Aber in einer Rede zum gestrigen „Demokratie- und Menschenrechtstag“, der das Ende der Militärherrschaft am 29. Mai 1999 zelebriert, gab Obasanjo nach der Entgegennahme des lastwagenfüllenden Berichts lediglich eine Entschuldigung „an alle Nigerianer im Allgemeinen und die Opfer im Besonderen“ für die Untaten seiner diktatorischen Vorgänger ab. Dann rief der Baptist die 120 Millionen Nigerianer zum Fasten auf.

Das entspricht nicht den Wünschen vieler Nigerianer. Am 23. Mai, als die Oputa-Kommission ihm eine erste Zusammenfassung ihres Berichts überreichte, hatte Obasanjo bereits finanzielle Entschädigung der Opfer der Militärherrschaft abgelehnt: „Geld ist nicht die Antwort.“

Die Oputa-Kommission hatte zwischen Oktober 2000 und Oktober 2001 über 10.000 kollektive und individuelle Eingaben entgegengenommen und 2.500 Personen angehört. Es waren keine Gerichtsverfahren mit dem Ziel der Schuldfeststellung, sondern Anhörungen mit dem Ziel der Wahrheitsfindung; anders als Südafrikas Wahrheitskommission aber konnte die nigerianische Kommission weder Täter amnestieren noch Zeugen zwangsweise vorladen. Juristische Folgen haben die Anhörungen nicht. Sie dienen lediglich dazu, erstmals in der Geschichte Nigerias schriftlich die Aussagen von Opfern von Gewaltherrschaft festzuhalten und ihnen damit eine offizielle Anerkennung zu bieten – wichtig in einem Land, wo die komplette Missachtung der Menschenwürde traditionell zum Selbstverständnis der Mächtigen gehört.

Der Umfang des Abschlussberichts erklärt sich daraus, dass er sämtliche Anhörungsprotokolle enthält. Ihr Inhalt reicht von den politischen Morden der Ära von Diktator Sani Abacha (1993–98) bis zurück zum Biafrakrieg von 1967 bis 1970, als Nigerias Armee eine von Politikern des südostnigerianischen Igbo-Volkes geführte Sezession niederschlug.

Die Biafra-Eingaben waren die umfangreichsten und dürften der Regierung am meisten Kopfzerbrechen bereiten. Umgerechnet 18 Milliarden Euro Entschädigung forderten die Igbo-Führer für den Tod von über einer Million Menschen während des Biafrakriegs, die zumeist durch das von jenen als „Völkermord“ bezeichnete Aushungern des Sezessionsstaates starben. Der Oberkommandierende von Nigerias Regierungstruppen, der diesen Krieg führte, war Olusegun Obasanjo. Seine skrupellose Kriegführung begründete Obasanjos guten Ruf bei seinen nordnigerianischen Generalskollegen.

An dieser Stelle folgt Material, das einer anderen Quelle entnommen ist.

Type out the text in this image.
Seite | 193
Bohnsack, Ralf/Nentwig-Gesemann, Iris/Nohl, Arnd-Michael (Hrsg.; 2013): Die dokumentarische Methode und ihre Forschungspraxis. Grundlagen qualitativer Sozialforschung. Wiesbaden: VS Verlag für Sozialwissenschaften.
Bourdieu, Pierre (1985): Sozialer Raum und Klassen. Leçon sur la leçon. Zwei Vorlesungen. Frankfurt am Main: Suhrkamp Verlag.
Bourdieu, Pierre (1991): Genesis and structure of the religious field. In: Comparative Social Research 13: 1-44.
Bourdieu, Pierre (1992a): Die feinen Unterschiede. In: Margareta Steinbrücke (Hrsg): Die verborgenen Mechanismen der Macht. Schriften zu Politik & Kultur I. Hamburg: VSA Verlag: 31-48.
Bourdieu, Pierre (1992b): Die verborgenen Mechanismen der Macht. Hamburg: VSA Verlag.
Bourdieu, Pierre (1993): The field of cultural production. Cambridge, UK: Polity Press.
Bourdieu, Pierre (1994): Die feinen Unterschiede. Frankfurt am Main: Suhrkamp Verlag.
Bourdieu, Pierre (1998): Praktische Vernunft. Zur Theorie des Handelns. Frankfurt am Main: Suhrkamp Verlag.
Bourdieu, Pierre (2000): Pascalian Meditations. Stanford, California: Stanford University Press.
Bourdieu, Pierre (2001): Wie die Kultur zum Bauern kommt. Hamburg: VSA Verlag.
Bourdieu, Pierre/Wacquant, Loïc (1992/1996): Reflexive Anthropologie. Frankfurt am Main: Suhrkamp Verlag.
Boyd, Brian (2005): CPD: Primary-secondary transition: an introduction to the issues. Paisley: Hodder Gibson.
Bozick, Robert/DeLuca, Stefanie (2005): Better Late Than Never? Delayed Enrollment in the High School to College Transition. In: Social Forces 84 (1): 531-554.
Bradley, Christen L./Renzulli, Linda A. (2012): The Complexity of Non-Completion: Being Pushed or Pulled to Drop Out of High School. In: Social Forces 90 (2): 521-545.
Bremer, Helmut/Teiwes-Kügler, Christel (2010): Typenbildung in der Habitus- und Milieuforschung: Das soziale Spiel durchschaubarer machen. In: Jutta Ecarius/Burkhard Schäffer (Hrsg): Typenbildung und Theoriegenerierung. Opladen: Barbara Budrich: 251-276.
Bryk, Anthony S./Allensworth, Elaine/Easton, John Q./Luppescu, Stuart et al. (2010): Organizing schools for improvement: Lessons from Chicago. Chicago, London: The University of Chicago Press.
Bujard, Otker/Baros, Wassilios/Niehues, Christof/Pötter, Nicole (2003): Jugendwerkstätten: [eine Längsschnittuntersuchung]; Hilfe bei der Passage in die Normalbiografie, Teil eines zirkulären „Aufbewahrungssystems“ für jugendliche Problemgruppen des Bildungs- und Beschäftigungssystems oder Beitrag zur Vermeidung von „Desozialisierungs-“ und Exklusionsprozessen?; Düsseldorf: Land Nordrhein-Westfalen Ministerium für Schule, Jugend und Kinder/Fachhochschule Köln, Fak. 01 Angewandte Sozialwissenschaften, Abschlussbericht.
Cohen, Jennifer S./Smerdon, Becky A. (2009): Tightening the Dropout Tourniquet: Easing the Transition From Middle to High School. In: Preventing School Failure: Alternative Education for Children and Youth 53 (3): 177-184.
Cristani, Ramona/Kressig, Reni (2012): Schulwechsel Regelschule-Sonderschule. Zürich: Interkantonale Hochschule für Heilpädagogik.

Diese dunkle Geschichte holt den Präsidenten nun ein. Seine Rede am 23. Mai erzürnte viele Igbo-Politiker: „Alle Teile Nigerias haben anderen Leid zugefügt“, sagte Obasanjo, als er finanzielle Wiedergutmachung ablehnte. Kurz zuvor war bekannt geworden, die Regierung habe sich mit der Familie des 1998 gestorbenen Diktators Abacha geeinigt, die in seinen fünf Jahren Terrorherrschaft 55 Milliarden Dollar veruntreut haben soll. Demnach werden sämtliche Gerichtsverfahren gegen die Zahlung von einer Milliarde Dollar eingestellt.

So glaubt niemand in Nigeria so recht, dass kein Geld da ist, um Opfer der Diktatoren zu entschädigen. Oputa versuchte, den Streit zu entschärfen, indem er sagte, sein Bericht solle Versöhnung bringen, nicht Rache schüren. „Entschädigung muss nicht unbedingt finanziell sein“, so der Richter, „sondern kann aus Entwicklungsprojekten für Gemeinschaften bestehen, die von früheren Führern vernachlässigt wurden oder unter ihnen litten.“ Zum Beispiel könne der Staat Ortschaften wieder aufbauen, die bei Feldzügen der Armee zerstört wurden – vor allem im früheren Biafra, aber auch in den Ölfeldern des Nigerdeltas. Auch solle das frühere Biafra internationale Flughäfen bekommen.

Das befriedigt die Igbo-Führer nicht, die ihre Hoffnung auf Milliardensummen schwinden sehen. Im Vorlauf der nächsten Präsidentschaftswahl 2003 haben sie ihren Anspruch erneuert, nach der Wahl endlich auch einmal das höchste Staatsamt des Vielvölkerstaats Nigeria zu besetzen. Einige von ihnen suchen gegen Obasanjo Unterstützung aus dem konservativen muslimischen Norden von Nigeria, wo sich mehrere frühere Militärdiktatoren auf eine eigene Präsidentschaftskandidatur vorbereiten. Radikale Gruppen rufen dazu auf, Obasanjo während des Wahlkampfs den Zutritt zu Nigerias Südosten zu verwehren.